Identifying Dynamic Structural Changes of Active Sites in Pt–Ni Bimetallic Catalysts Using Multimodal Approaches

Alloy nanoparticle catalysts are known to afford unique activities that can differ markedly from their parent metals, but there remains a generally limited understanding of the nature of their atomic (and likely dynamic) structures as exist in heterogeneously supported forms under reaction conditions. Notably unclear is the nature of their active sites and the details of the varying oxidation states and atomic arrangements of the catalytic components during chemical reactions.
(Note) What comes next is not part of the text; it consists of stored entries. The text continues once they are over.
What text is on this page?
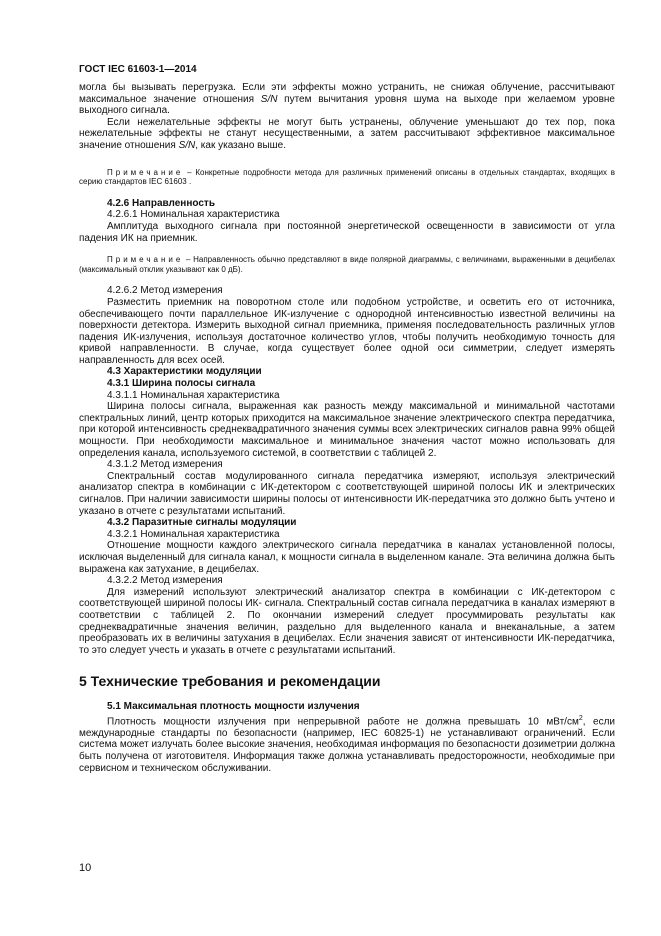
ГОСТ IEC 61603-1—2014

могла бы вызывать перегрузка. Если эти эффекты можно устранить, не снижая облучение, рассчитывают максимальное значение отношения S/N путем вычитания уровня шума на выходе при желаемом уровне выходного сигнала.

Если нежелательные эффекты не могут быть устранены, облучение уменьшают до тех пор, пока нежелательные эффекты не станут несущественными, а затем рассчитывают эффективное максимальное значение отношения S/N, как указано выше.

Примечание – Конкретные подробности метода для различных применений описаны в отдельных стандартах, входящих в серию стандартов IEC 61603 .

4.2.6 Направленность

4.2.6.1 Номинальная характеристика

Амплитуда выходного сигнала при постоянной энергетической освещенности в зависимости от угла падения ИК на приемник.

Примечание – Направленность обычно представляют в виде полярной диаграммы, с величинами, выраженными в децибелах (максимальный отклик указывают как 0 дБ).

4.2.6.2 Метод измерения

Разместить приемник на поворотном столе или подобном устройстве, и осветить его от источника, обеспечивающего почти параллельное ИК-излучение с однородной интенсивностью известной величины на поверхности детектора. Измерить выходной сигнал приемника, применяя последовательность различных углов падения ИК-излучения, используя достаточное количество углов, чтобы получить необходимую точность для кривой направленности. В случае, когда существует более одной оси симметрии, следует измерять направленность для всех осей.

4.3 Характеристики модуляции
4.3.1 Ширина полосы сигнала

4.3.1.1 Номинальная характеристика

Ширина полосы сигнала, выраженная как разность между максимальной и минимальной частотами спектральных линий, центр которых приходится на максимальное значение электрического спектра передатчика, при которой интенсивность среднеквадратичного значения суммы всех электрических сигналов равна 99% общей мощности. При необходимости максимальное и минимальное значения частот можно использовать для определения канала, используемого системой, в соответствии с таблицей 2.

4.3.1.2 Метод измерения

Спектральный состав модулированного сигнала передатчика измеряют, используя электрический анализатор спектра в комбинации с ИК-детектором с соответствующей шириной полосы ИК и электрических сигналов. При наличии зависимости ширины полосы от интенсивности ИК-передатчика это должно быть учтено и указано в отчете с результатами испытаний.

4.3.2 Паразитные сигналы модуляции

4.3.2.1 Номинальная характеристика

Отношение мощности каждого электрического сигнала передатчика в каналах установленной полосы, исключая выделенный для сигнала канал, к мощности сигнала в выделенном канале. Эта величина должна быть выражена как затухание, в децибелах.

4.3.2.2 Метод измерения

Для измерений используют электрический анализатор спектра в комбинации с ИК-детектором с соответствующей шириной полосы ИК- сигнала. Спектральный состав сигнала передатчика в каналах измеряют в соответствии с таблицей 2. По окончании измерений следует просуммировать результаты как среднеквадратичные значения величин, раздельно для выделенного канала и внеканальные, а затем преобразовать их в величины затухания в децибелах. Если значения зависят от интенсивности ИК-передатчика, то это следует учесть и указать в отчете с результатами испытаний.

5 Технические требования и рекомендации
5.1 Максимальная плотность мощности излучения

Плотность мощности излучения при непрерывной работе не должна превышать 10 мВт/$см^2$, если международные стандарты по безопасности (например, IEC 60825-1) не устанавливают ограничений. Если система может излучать более высокие значения, необходимая информация по безопасности дозиметрии должна быть получена от изготовителя. Информация также должна устанавливать предосторожности, необходимые при сервисном и техническом обслуживании.

10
In this work, we describe multimodal methods that provide a quantitative characterization of the complex heterogeneity present in the chemical and electronic speciations of Pt–Ni bimetallic catalysts supported on mesoporous silica during the reverse water gas shift reaction. The analytical protocols involved a correlated use of in situ X-ray Absorption Spectroscopy (XAS) and Diffuse Reflectance Infrared Fourier Transform Spectroscopy (DRIFTS), complimented by ex-situ aberration corrected Scanning Transmission Electron Microscopy (STEM). The data reveal that complex reactions occur between the metals and support in this system under operando conditions. These reactions, and the specific impacts of strong metal–silica bonding interactions, prevent the formation of alloy phases containing Ni–Ni bonds. This feature of structure provides high activity and selectivity for the reduction of CO2 to carbon monoxide without significant competitive levels of methanation. We show how these chemistries evolve to the active state of the catalyst: bimetallic nanoparticles possessing an intermetallic structure (the active phase) that are conjoined with Ni-rich, metal-silicate species.